Que morressem, portanto, os que tivessem de morrer – e Bolsonaro jamais imaginou que morreria tanta gente que não fosse apenas velha e sofresse de outras doenças. [em 2020, em dez meses e quinze dias, morreram de doenças cardiovasculares mais de 350.000 pessoas. Este ano, já morreram mais de 17.000.] O kit de drogas ineficazes recomendado por ele era para dar tempo ao tempo.O vice-presidente Hamilton Mourão disse mais de uma vez que a situação estava sob controle rigoroso – só não sabia por quem. Depois de livrar-se de Luiz Mandetta na Saúde e de Sérgio Moro na Justiça, Bolsonaro achou que controlava todas as ações.
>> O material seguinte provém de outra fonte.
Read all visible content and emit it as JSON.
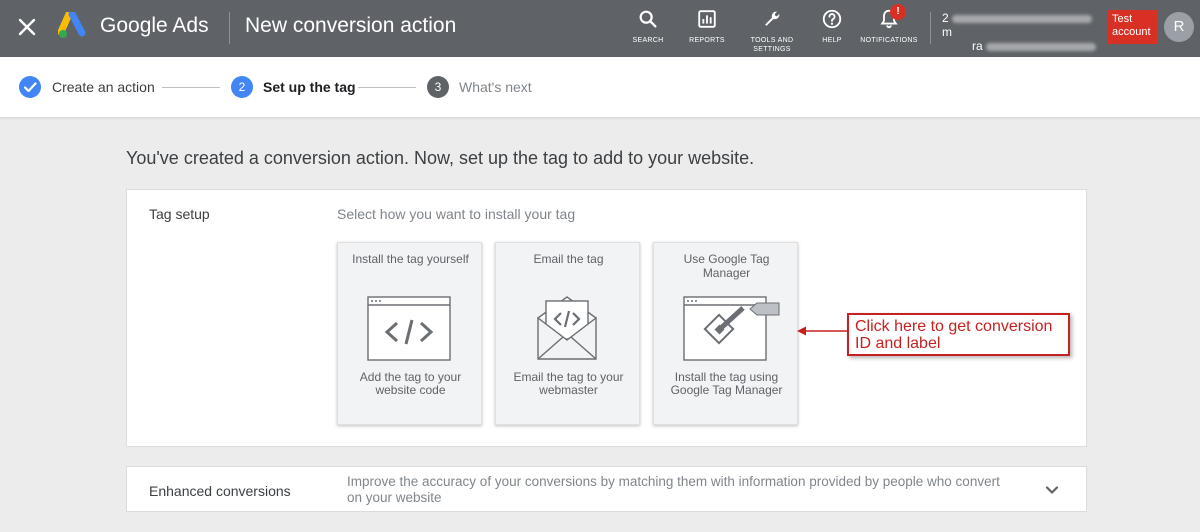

Quebrou a cara, como agora deve ter percebido. Ocorre que quebrou a cara a um preço para além do suportável pela maioria dos seus governados. Líder político algum desdenha da morte sem ser punido, e ele desdenhou. Pagará caro por isso. Bom que pague. Por mais que fale que o Supremo Tribunal Federal o impediu de combater o coronavírus,  - como só ontem falou mais de 20 vezes em 53 minutos de palanque que lhe ofereceu Luiz Datena em seu programa na BAND, é difícil que consiga novos adeptos. [Bolsonaro apenas aponta um fato. Aliás o presidente, sabiamente, destacou
o feito, ou malfeito, do STF, ainda em abril passado,  quando marchou até a sede do Supremo, dando um destaque inusitado à suprema decisão.]

Por mais que ataque o governador João Doria (PSDB-SP) dizendo que ele não é homem, veste calça apertada e quis destruir a economia com medidas de isolamento social, não apagará a realidade de que Doria tem [tem? se tem, o que impede que comece a vacinação?]  a vacina e ele, não. Quando Manaus parou de respirar devido à falta de oxigênio, Bolsonaro tentou distrair a atenção do seu público cativo com a promessa de que a vacinação em massa teria início na próxima terça-feira – o tal do Dia D do general Eduardo Pazuello.

Não havia vacina garantida. O avião com destino à Índia para buscar 2 milhões de doses ficou retido no Recife. O jeito foi Bolsonaro se render à vacina da China, do Butantã e de Doria. Quer confiscar todo o estoque guardado em São Paulo. [todo o quantitativo de vacinas que for solicitado pelo Ministério da Saúde, será entregue pelo Butantan - o Programa Nacional de Vacinação é administrado pelo Governo Federal e tem prioridade sobre qualquer programação estadual.] Essa é uma fragorosa derrota capaz de marcar para sempre um desgoverno. Maior do que essa, talvez o impeachment que para Bolsonaro não seria tão mal assim. Diria que foi vítima de um golpe, desfrutando até morrer dos privilégios de um ex-presidente. [até morrer? será que sugestão de suicídio, menção a morte do presidente Bolsonaro, expressa algum desejo? 
(Bolsonaro e  todos os seres humanos morrerão, cabendo unicamente a DEUS decidir a data, quando, onde e como.]

De todo modo, o Brasil sairia no lucro se isso de fato acontecesse.